Have you been to Auschwitz-Birkenau Concentration Camp in Poland? If so, you’ll know where I’m coming from. A visit to this horrific, moving, draining place should be mandatory for every human being on the planet.

It’s a memorial to inform the world about the gruesome history of Nazi occupied Europe in the lead up to and during World War II and the fate of millions of Jewish, Soviet and European war prisoners, and Gypsies in the countless concentration camps across the continent. Preserved so that we never forget this history that should never be repeated, although similar is still happening in our world today.

Living in Europe between 1941 and 1945 depending on my religion, ethnicity, nationality, education, family, friends or simply the way I look, I could have been deported from my home to a concentration camp where it was most likely I would not survive for long. As a young Australian woman I realize I am extremely fortunate to be free.

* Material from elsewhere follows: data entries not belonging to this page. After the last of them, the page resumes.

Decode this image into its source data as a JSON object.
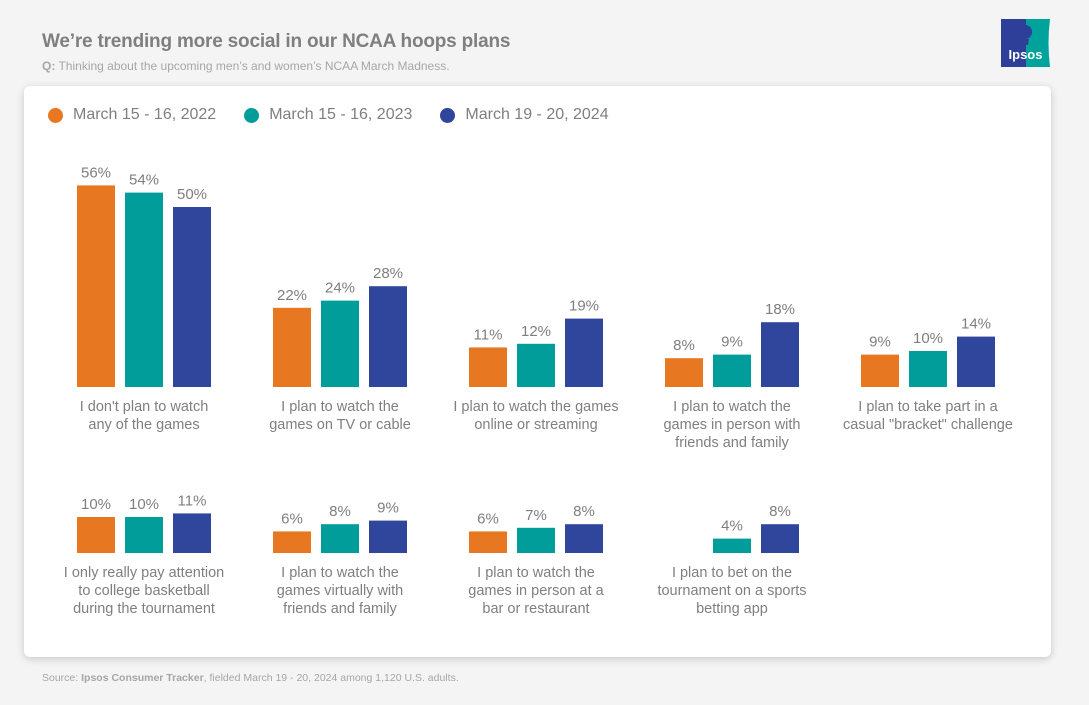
{
  "header": {
    "title": "We’re trending more social in our NCAA hoops plans",
    "question_prefix": "Q:",
    "question": "Thinking about the upcoming men’s and women’s NCAA March Madness."
  },
  "logo": {
    "text": "Ipsos",
    "colors": {
      "left": "#2e3f99",
      "right": "#00a39b"
    }
  },
  "footer": {
    "source_prefix": "Source:",
    "source_name": "Ipsos Consumer Tracker",
    "source_detail": ", fielded March 19 - 20, 2024 among 1,120 U.S. adults."
  },
  "chart_data": {
    "type": "bar",
    "title": "We’re trending more social in our NCAA hoops plans",
    "subtitle": "Q: Thinking about the upcoming men’s and women’s NCAA March Madness.",
    "xlabel": "",
    "ylabel": "",
    "ylim": [
      0,
      60
    ],
    "grid": false,
    "legend_position": "top-left",
    "value_format": "percent",
    "categories": [
      [
        "I don't plan to watch",
        "any of the games"
      ],
      [
        "I plan to watch the",
        "games on TV or cable"
      ],
      [
        "I plan to watch the games",
        "online or streaming"
      ],
      [
        "I plan to watch the",
        "games in person with",
        "friends and family"
      ],
      [
        "I plan to take part in a",
        "casual \"bracket\" challenge"
      ],
      [
        "I only really pay attention",
        "to college basketball",
        "during the tournament"
      ],
      [
        "I plan to watch the",
        "games virtually with",
        "friends and family"
      ],
      [
        "I plan to watch the",
        "games in person at a",
        "bar or restaurant"
      ],
      [
        "I plan to bet on the",
        "tournament on a sports",
        "betting app"
      ]
    ],
    "series": [
      {
        "name": "March 15 - 16, 2022",
        "color": "#e87722",
        "values": [
          56,
          22,
          11,
          8,
          9,
          10,
          6,
          6,
          null
        ]
      },
      {
        "name": "March 15 - 16, 2023",
        "color": "#009d9a",
        "values": [
          54,
          24,
          12,
          9,
          10,
          10,
          8,
          7,
          4
        ]
      },
      {
        "name": "March 19 - 20, 2024",
        "color": "#2f469c",
        "values": [
          50,
          28,
          19,
          18,
          14,
          11,
          9,
          8,
          8
        ]
      }
    ]
  }
}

I can go for a walk pretty much anywhere I want without the risk of being captured, punished or killed.

If I have an opinion I am able to express it freely without fear. If I don’t understand something I am able to ask questions without being beaten to within inches of my life. I am a person with a name, feelings, thoughts and an identity, I am not a number tattooed on my arm.

I am only separated from my family, and can return to them, when I choose. I can contact them, even when I’m on the other side of the world. I know where they are, have an idea about what they are doing and that they are safe and well. I do not have to fear for their lives and for that matter I don’t fear for my own.

I am able to learn. I have a university degree and I am free to use it. I am not condemned or wished eradicated because I am educated.

I can use a hygienic (ahem, most of the time) toilet for as long as I want, in total privacy. I do not have a 30 second limited toilet allowance only twice a day. I also don’t have starvation diarrhea that can set in at any time.

I can wash everyday at my leisure and experience the heaven that is being clean. My uniform is whatever I choose to wear today. I’m certainly not living in dirty, lice infested clothes that are no where near warm enough for the sub zero temperature I may experience for half the year.

Not mention the fact that I have plenty of food, sometimes even too much. I have tasty, wholesome, nutrient rich food available to me every single day of the year. I don’t suffer from starvation and it probably won’t be my cause of death.

If I become ill or injured I have access to safe and brilliant medical care. I don’t have doctors using my body for experimental surgeries. I’m not a human guinea pig, doctors don’t test drugs on me and they don’t inject poison into my veins. They don’t practice how fast they can perform female sterilization on me.

Ultimately the only “work” I do is to benefit my loved ones or myself and I’m lucky enough to choose what work that is. I’m not forced into manual labor, eleven hours a day, in appalling conditions with no food, water or shelter from the extreme weather conditions. I enjoy what I do.

I have made comparisons between a twenty two year old woman doing her best to survive in one of the hundreds of Nazi concentration camps during World War II and myself. More devastating still is the fact that there are still people living through gender inequality, genocide, and war today.

I know that next time I complain that it’s way too hot or too rainy for sight seeing in Budapest or Prague or Zurich, I’m going to get over myself very quickly by remembering how very lucky I am to be me.

We can never understand what these people went through but we can learn the history and pass it on so it is never forgotten and work towards a future where war and genocide are truly history.